Climate change presents a public health threat. Approximately 24 medical schools are training health care practitioners seeing patients with illnesses and conditions related to climate change. Unfortunately. many schools training doctors, nurses and other medical professions cannot devote enough time as their curriculums are already full. Some schools don’t have a climate change course per say, but they include issues related to climate change in their existing classes. For example, the University of California, San Francisco is teaching asthma treatment with an emphasis on pollution exposure from from forest fires.
Certain conditions are aggravated by the effects of climate change. Higher temperatures increase the population of ticks and mosquitoes, making vector-borne illnesses, such as malaria, the mosquito-spread Zika virus and Lyme disease, more prevalent. The American Lung Association says smog may trigger an asthma attack. Seven million people die each year according to the World Health Organization from air pollution. Climate change statistics are also having an impact on people’s mental health.

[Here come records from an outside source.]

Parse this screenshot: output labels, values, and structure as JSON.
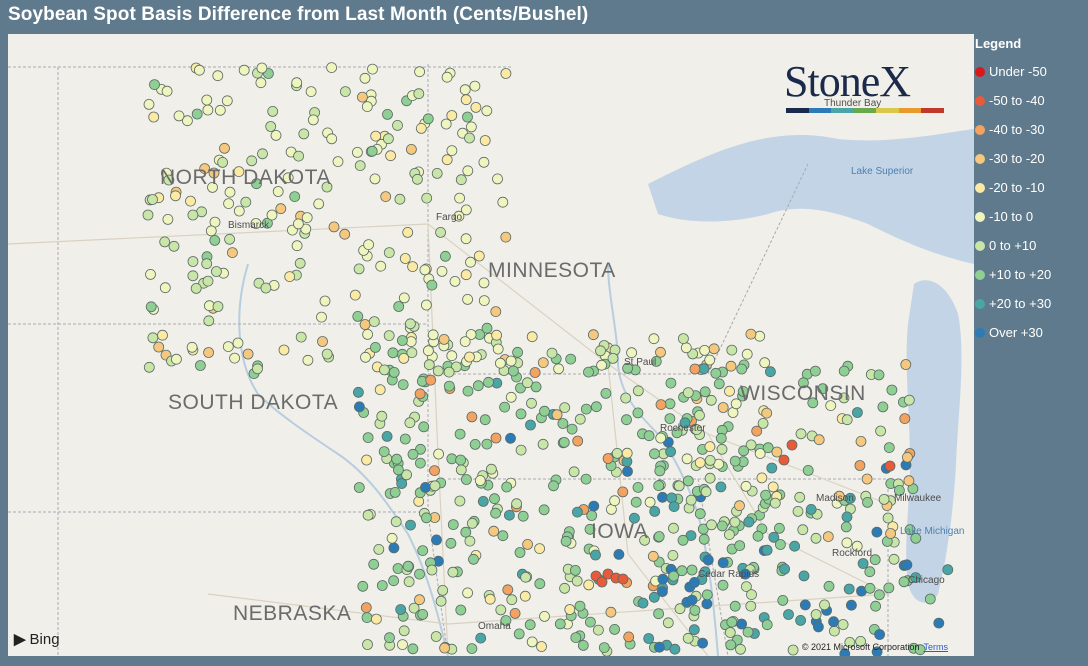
{
  "title": "Soybean Spot Basis Difference from Last Month (Cents/Bushel)",
  "legend": {
    "title": "Legend",
    "items": [
      {
        "label": "Under -50",
        "color": "#d7191c"
      },
      {
        "label": "-50 to -40",
        "color": "#e85b3a"
      },
      {
        "label": "-40 to -30",
        "color": "#f4a261"
      },
      {
        "label": "-30 to -20",
        "color": "#f6c87f"
      },
      {
        "label": "-20 to -10",
        "color": "#fbe9a4"
      },
      {
        "label": "-10 to 0",
        "color": "#f0f5c0"
      },
      {
        "label": "0 to +10",
        "color": "#c9e6a8"
      },
      {
        "label": "+10 to +20",
        "color": "#8fcf94"
      },
      {
        "label": "+20 to +30",
        "color": "#4aa6a6"
      },
      {
        "label": "Over +30",
        "color": "#2c7bb6"
      }
    ]
  },
  "brand": {
    "name": "StoneX",
    "bar_colors": [
      "#1b2a4a",
      "#2c7bb6",
      "#4aa6a6",
      "#6aa84f",
      "#d9c84a",
      "#e89a2b",
      "#c0392b"
    ]
  },
  "map": {
    "states": {
      "north_dakota": "NORTH DAKOTA",
      "south_dakota": "SOUTH DAKOTA",
      "nebraska": "NEBRASKA",
      "minnesota": "MINNESOTA",
      "wisconsin": "WISCONSIN",
      "iowa": "IOWA"
    },
    "cities": {
      "bismarck": "Bismarck",
      "fargo": "Fargo",
      "st_paul": "St Paul",
      "rochester": "Rochester",
      "madison": "Madison",
      "milwaukee": "Milwaukee",
      "rockford": "Rockford",
      "chicago": "Chicago",
      "cedar_rapids": "Cedar Rapids",
      "omaha": "Omaha",
      "thunder_bay": "Thunder Bay"
    },
    "water": {
      "lake_superior": "Lake Superior",
      "lake_michigan": "Lake Michigan"
    },
    "provider": "Bing",
    "copyright": "© 2021 Microsoft Corporation",
    "terms": "Terms"
  }
}
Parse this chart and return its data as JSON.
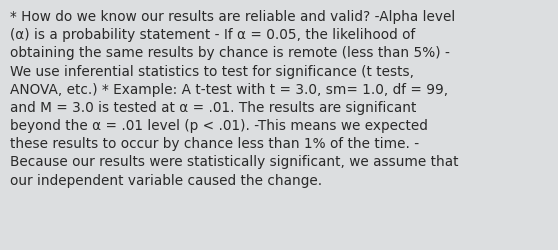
{
  "text": "* How do we know our results are reliable and valid? -Alpha level\n(α) is a probability statement - If α = 0.05, the likelihood of\nobtaining the same results by chance is remote (less than 5%) -\nWe use inferential statistics to test for significance (t tests,\nANOVA, etc.) * Example: A t-test with t = 3.0, sm= 1.0, df = 99,\nand M = 3.0 is tested at α = .01. The results are significant\nbeyond the α = .01 level (p < .01). -This means we expected\nthese results to occur by chance less than 1% of the time. -\nBecause our results were statistically significant, we assume that\nour independent variable caused the change.",
  "background_color": "#dcdee0",
  "text_color": "#2a2a2a",
  "font_size": 9.8,
  "font_family": "DejaVu Sans",
  "fig_width": 5.58,
  "fig_height": 2.51,
  "dpi": 100
}
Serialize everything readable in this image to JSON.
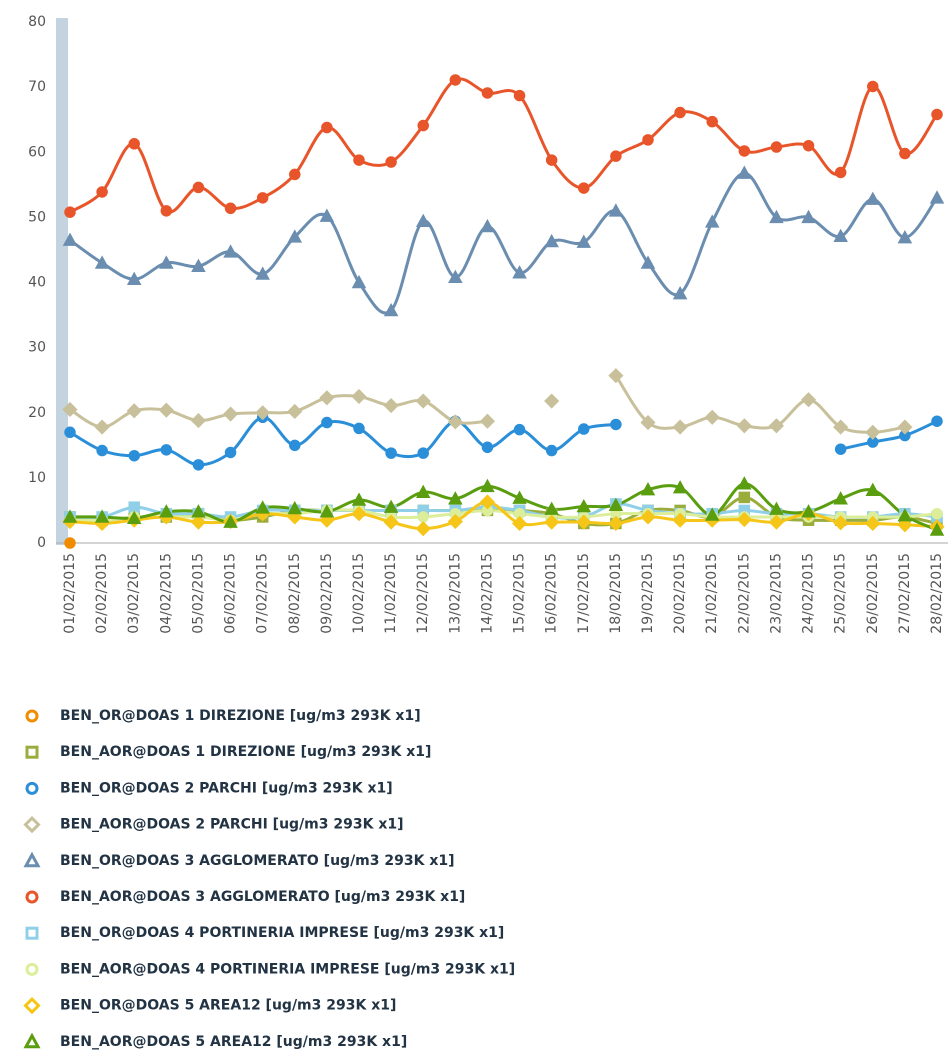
{
  "chart_data": {
    "type": "line",
    "categories": [
      "01/02/2015",
      "02/02/2015",
      "03/02/2015",
      "04/02/2015",
      "05/02/2015",
      "06/02/2015",
      "07/02/2015",
      "08/02/2015",
      "09/02/2015",
      "10/02/2015",
      "11/02/2015",
      "12/02/2015",
      "13/02/2015",
      "14/02/2015",
      "15/02/2015",
      "16/02/2015",
      "17/02/2015",
      "18/02/2015",
      "19/02/2015",
      "20/02/2015",
      "21/02/2015",
      "22/02/2015",
      "23/02/2015",
      "24/02/2015",
      "25/02/2015",
      "26/02/2015",
      "27/02/2015",
      "28/02/2015"
    ],
    "ylim": [
      0,
      80
    ],
    "yticks": [
      0,
      10,
      20,
      30,
      40,
      50,
      60,
      70,
      80
    ],
    "grid": false,
    "series": [
      {
        "name": "BEN_OR@DOAS 1 DIREZIONE [ug/m3 293K x1]",
        "color": "#f08c00",
        "marker": "circle",
        "values": [
          0,
          null,
          null,
          null,
          null,
          null,
          null,
          null,
          null,
          null,
          null,
          null,
          null,
          null,
          null,
          null,
          null,
          null,
          null,
          null,
          null,
          null,
          null,
          null,
          null,
          null,
          null,
          null
        ]
      },
      {
        "name": "BEN_AOR@DOAS 1 DIREZIONE [ug/m3 293K x1]",
        "color": "#9aac3c",
        "marker": "square",
        "values": [
          4,
          3.5,
          4,
          4,
          4.5,
          3.5,
          4,
          5,
          5,
          5,
          5,
          5,
          5,
          5,
          5,
          4.5,
          3,
          3,
          5,
          5,
          4,
          7,
          4,
          3.5,
          3.5,
          3.5,
          4,
          3
        ]
      },
      {
        "name": "BEN_OR@DOAS 2 PARCHI [ug/m3 293K x1]",
        "color": "#2a8fd8",
        "marker": "circle",
        "values": [
          17,
          14.2,
          13.4,
          14.3,
          12,
          13.9,
          19.3,
          15,
          18.5,
          17.6,
          13.8,
          13.8,
          18.7,
          14.7,
          17.4,
          14.2,
          17.5,
          18.2,
          null,
          null,
          null,
          null,
          null,
          null,
          14.4,
          15.5,
          16.5,
          18.7
        ]
      },
      {
        "name": "BEN_AOR@DOAS 2 PARCHI [ug/m3 293K x1]",
        "color": "#c8c09a",
        "marker": "diamond",
        "values": [
          20.5,
          17.8,
          20.3,
          20.4,
          18.8,
          19.8,
          20,
          20.2,
          22.3,
          22.5,
          21.1,
          21.8,
          18.6,
          18.7,
          null,
          21.8,
          null,
          25.7,
          18.5,
          17.8,
          19.3,
          18,
          18,
          22,
          17.8,
          17,
          17.8,
          null
        ]
      },
      {
        "name": "BEN_OR@DOAS 3 AGGLOMERATO [ug/m3 293K x1]",
        "color": "#6a8db0",
        "marker": "triangle",
        "values": [
          46.5,
          43,
          40.5,
          43,
          42.5,
          44.7,
          41.3,
          47,
          50.2,
          40,
          35.7,
          49.4,
          40.8,
          48.6,
          41.5,
          46.3,
          46.2,
          51,
          43,
          38.3,
          49.3,
          56.8,
          50,
          50,
          47.1,
          52.8,
          46.9,
          53
        ]
      },
      {
        "name": "BEN_AOR@DOAS 3 AGGLOMERATO [ug/m3 293K x1]",
        "color": "#e8552a",
        "marker": "circle",
        "values": [
          50.8,
          53.9,
          61.3,
          51,
          54.6,
          51.4,
          53,
          56.6,
          63.8,
          58.8,
          58.5,
          64.1,
          71.1,
          69.1,
          68.7,
          58.8,
          54.5,
          59.4,
          61.9,
          66.1,
          64.7,
          60.2,
          60.8,
          61,
          56.9,
          70.1,
          59.8,
          65.8
        ]
      },
      {
        "name": "BEN_OR@DOAS 4 PORTINERIA IMPRESE [ug/m3 293K x1]",
        "color": "#8fd0e8",
        "marker": "square",
        "values": [
          4,
          4,
          5.5,
          4.5,
          4.5,
          4,
          5,
          5,
          5,
          5,
          5,
          5,
          5,
          5.5,
          5,
          4,
          4,
          6,
          5,
          4.5,
          4.5,
          5,
          4.5,
          4.5,
          4,
          4,
          4.5,
          4
        ]
      },
      {
        "name": "BEN_AOR@DOAS 4 PORTINERIA IMPRESE [ug/m3 293K x1]",
        "color": "#dcee9a",
        "marker": "circle",
        "values": [
          3.5,
          3.5,
          4,
          4,
          4,
          3.5,
          4.5,
          4.5,
          5,
          5,
          4,
          4,
          4.5,
          5,
          4.5,
          4,
          4,
          4.5,
          4.5,
          4.5,
          4,
          4,
          4,
          4,
          4,
          4,
          4,
          4.5
        ]
      },
      {
        "name": "BEN_OR@DOAS 5 AREA12 [ug/m3 293K x1]",
        "color": "#f5c518",
        "marker": "diamond",
        "values": [
          3.3,
          3,
          3.5,
          4,
          3.2,
          3.3,
          4.5,
          4,
          3.5,
          4.5,
          3.2,
          2.2,
          3.3,
          6.3,
          3,
          3.2,
          3.2,
          3,
          4,
          3.5,
          3.5,
          3.6,
          3.2,
          4.5,
          3.1,
          3,
          2.8,
          2.5
        ]
      },
      {
        "name": "BEN_AOR@DOAS 5 AREA12 [ug/m3 293K x1]",
        "color": "#5a9e10",
        "marker": "triangle",
        "values": [
          4,
          4,
          3.8,
          4.8,
          4.8,
          3.2,
          5.4,
          5.3,
          4.8,
          6.6,
          5.5,
          7.8,
          6.8,
          8.7,
          6.9,
          5.2,
          5.6,
          5.8,
          8.2,
          8.5,
          4.3,
          9.1,
          5.2,
          4.8,
          6.8,
          8.1,
          4.2,
          2
        ]
      }
    ]
  }
}
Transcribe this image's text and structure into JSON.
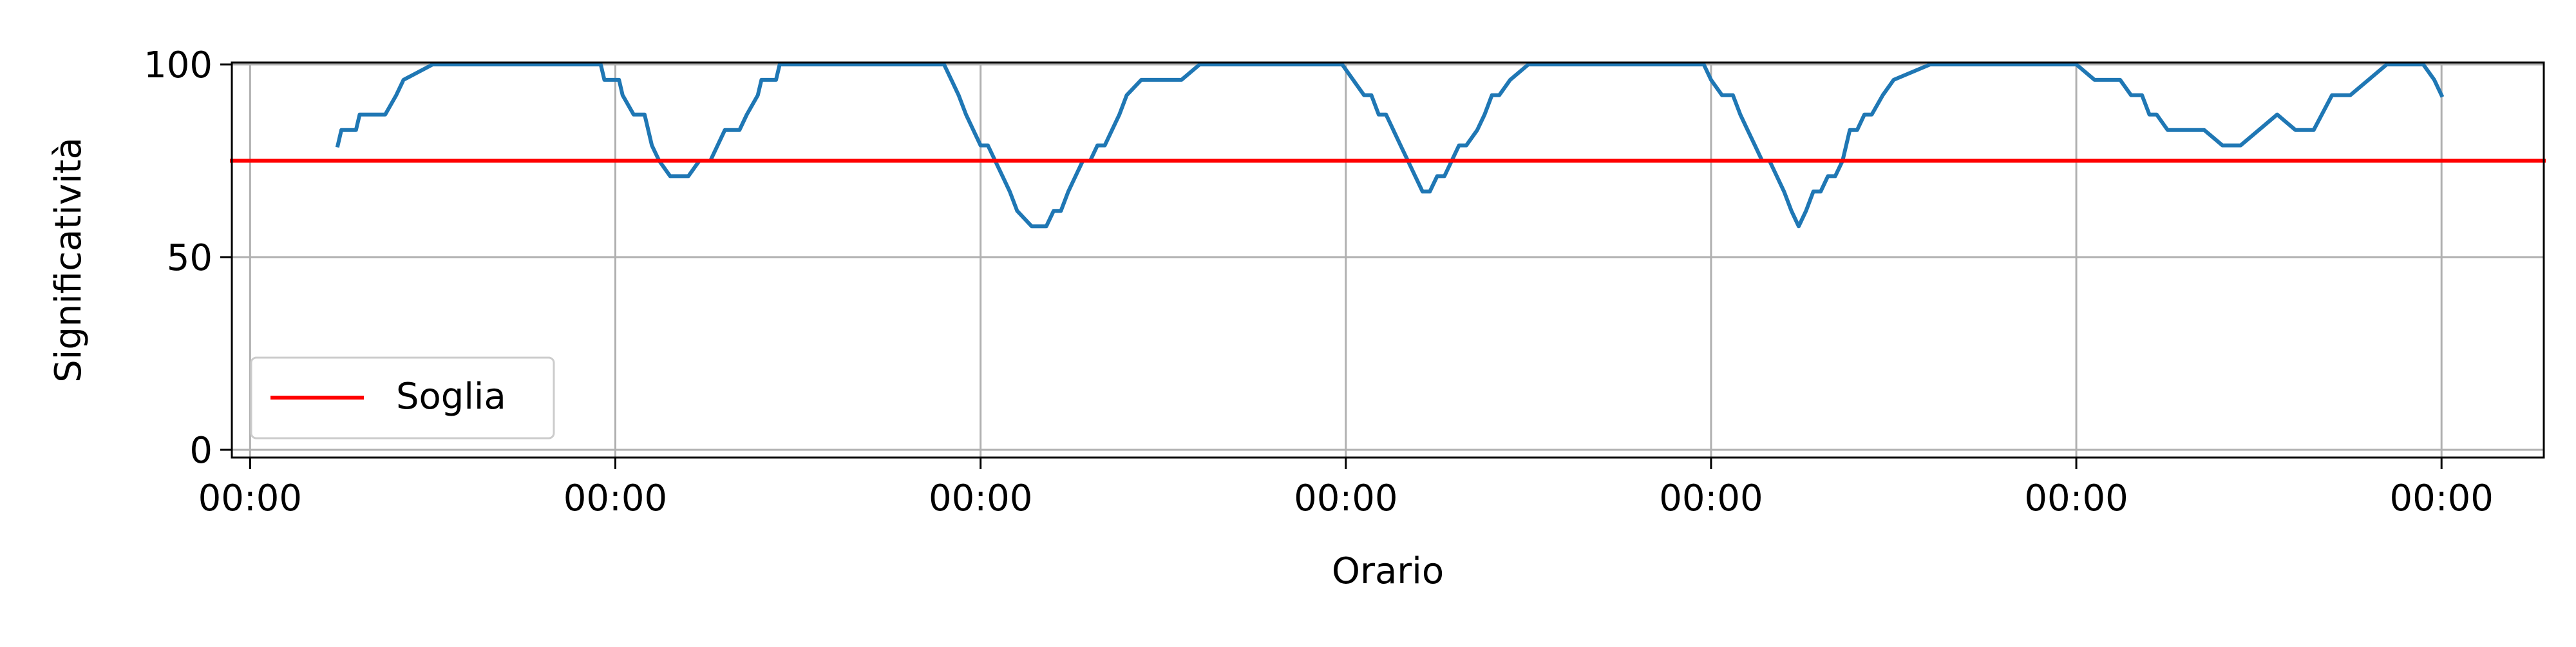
{
  "chart_data": {
    "type": "line",
    "title": "",
    "xlabel": "Orario",
    "ylabel": "Significatività",
    "ylim": [
      0,
      100
    ],
    "yticks": [
      0,
      50,
      100
    ],
    "xlim": [
      -0.05,
      6.28
    ],
    "xticks": [
      0,
      1,
      2,
      3,
      4,
      5,
      6
    ],
    "xtick_labels": [
      "00:00",
      "00:00",
      "00:00",
      "00:00",
      "00:00",
      "00:00",
      "00:00"
    ],
    "grid": true,
    "legend_position": "lower-left",
    "series": [
      {
        "color": "#1f77b4",
        "x": [
          0.24,
          0.25,
          0.29,
          0.3,
          0.37,
          0.4,
          0.42,
          0.5,
          0.6,
          0.7,
          0.8,
          0.9,
          0.96,
          0.97,
          1.01,
          1.02,
          1.05,
          1.08,
          1.1,
          1.12,
          1.15,
          1.17,
          1.2,
          1.23,
          1.26,
          1.28,
          1.3,
          1.34,
          1.36,
          1.39,
          1.4,
          1.44,
          1.45,
          1.5,
          1.6,
          1.7,
          1.8,
          1.87,
          1.9,
          1.92,
          1.94,
          1.96,
          1.98,
          2.0,
          2.02,
          2.04,
          2.06,
          2.08,
          2.1,
          2.14,
          2.16,
          2.18,
          2.2,
          2.22,
          2.24,
          2.26,
          2.28,
          2.3,
          2.32,
          2.34,
          2.36,
          2.38,
          2.4,
          2.44,
          2.46,
          2.5,
          2.55,
          2.6,
          2.7,
          2.8,
          2.9,
          2.97,
          2.99,
          3.02,
          3.05,
          3.07,
          3.09,
          3.11,
          3.13,
          3.15,
          3.17,
          3.19,
          3.21,
          3.23,
          3.25,
          3.27,
          3.29,
          3.31,
          3.33,
          3.36,
          3.38,
          3.4,
          3.42,
          3.45,
          3.5,
          3.6,
          3.7,
          3.8,
          3.9,
          3.98,
          4.0,
          4.03,
          4.06,
          4.08,
          4.1,
          4.12,
          4.14,
          4.16,
          4.18,
          4.2,
          4.22,
          4.24,
          4.26,
          4.28,
          4.3,
          4.32,
          4.34,
          4.36,
          4.38,
          4.4,
          4.42,
          4.44,
          4.47,
          4.5,
          4.6,
          4.7,
          4.8,
          4.9,
          4.97,
          5.0,
          5.05,
          5.1,
          5.12,
          5.15,
          5.18,
          5.2,
          5.22,
          5.25,
          5.3,
          5.35,
          5.4,
          5.45,
          5.5,
          5.55,
          5.6,
          5.65,
          5.7,
          5.75,
          5.8,
          5.85,
          5.9,
          5.95,
          5.98,
          6.0
        ],
        "y": [
          79,
          83,
          83,
          87,
          87,
          92,
          96,
          100,
          100,
          100,
          100,
          100,
          100,
          96,
          96,
          92,
          87,
          87,
          79,
          75,
          71,
          71,
          71,
          75,
          75,
          79,
          83,
          83,
          87,
          92,
          96,
          96,
          100,
          100,
          100,
          100,
          100,
          100,
          100,
          96,
          92,
          87,
          83,
          79,
          79,
          75,
          71,
          67,
          62,
          58,
          58,
          58,
          62,
          62,
          67,
          71,
          75,
          75,
          79,
          79,
          83,
          87,
          92,
          96,
          96,
          96,
          96,
          100,
          100,
          100,
          100,
          100,
          100,
          96,
          92,
          92,
          87,
          87,
          83,
          79,
          75,
          71,
          67,
          67,
          71,
          71,
          75,
          79,
          79,
          83,
          87,
          92,
          92,
          96,
          100,
          100,
          100,
          100,
          100,
          100,
          96,
          92,
          92,
          87,
          83,
          79,
          75,
          75,
          71,
          67,
          62,
          58,
          62,
          67,
          67,
          71,
          71,
          75,
          83,
          83,
          87,
          87,
          92,
          96,
          100,
          100,
          100,
          100,
          100,
          100,
          96,
          96,
          96,
          92,
          92,
          87,
          87,
          83,
          83,
          83,
          79,
          79,
          83,
          87,
          83,
          83,
          92,
          92,
          96,
          100,
          100,
          100,
          96,
          92
        ]
      },
      {
        "name": "Soglia",
        "color": "#ff0000",
        "x": [
          -0.05,
          6.28
        ],
        "y": [
          75,
          75
        ]
      }
    ]
  }
}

In an effort to help medical schools fit in more classes, Columbia University’s Mailman School of Public Health formed the Global Consortium on Climate and Health Education in 2017. The consortium focuses on how to train healthcare professionals and sharing teaching materials regarding climate change’s impact on clinical care.
The American Medical Association says man-made global climate change impact public health, especially among the most vulnerable individuals, such the children and the elderly. Physicians can do something by taking the lead to fight climate change. The public trusts doctors and nurses far more than they trust politicians.
Climate change-related health problems, such as flooding and extreme heat, could kill 250,000 people between 2030 and 2050. Unfortunately, healthcare equipment, such as CAT scanners and dialysis machines, use huge amounts of energy. In an ironic twist, healthcare accounts for 10 percent of greenhouse gas emissions in the United States.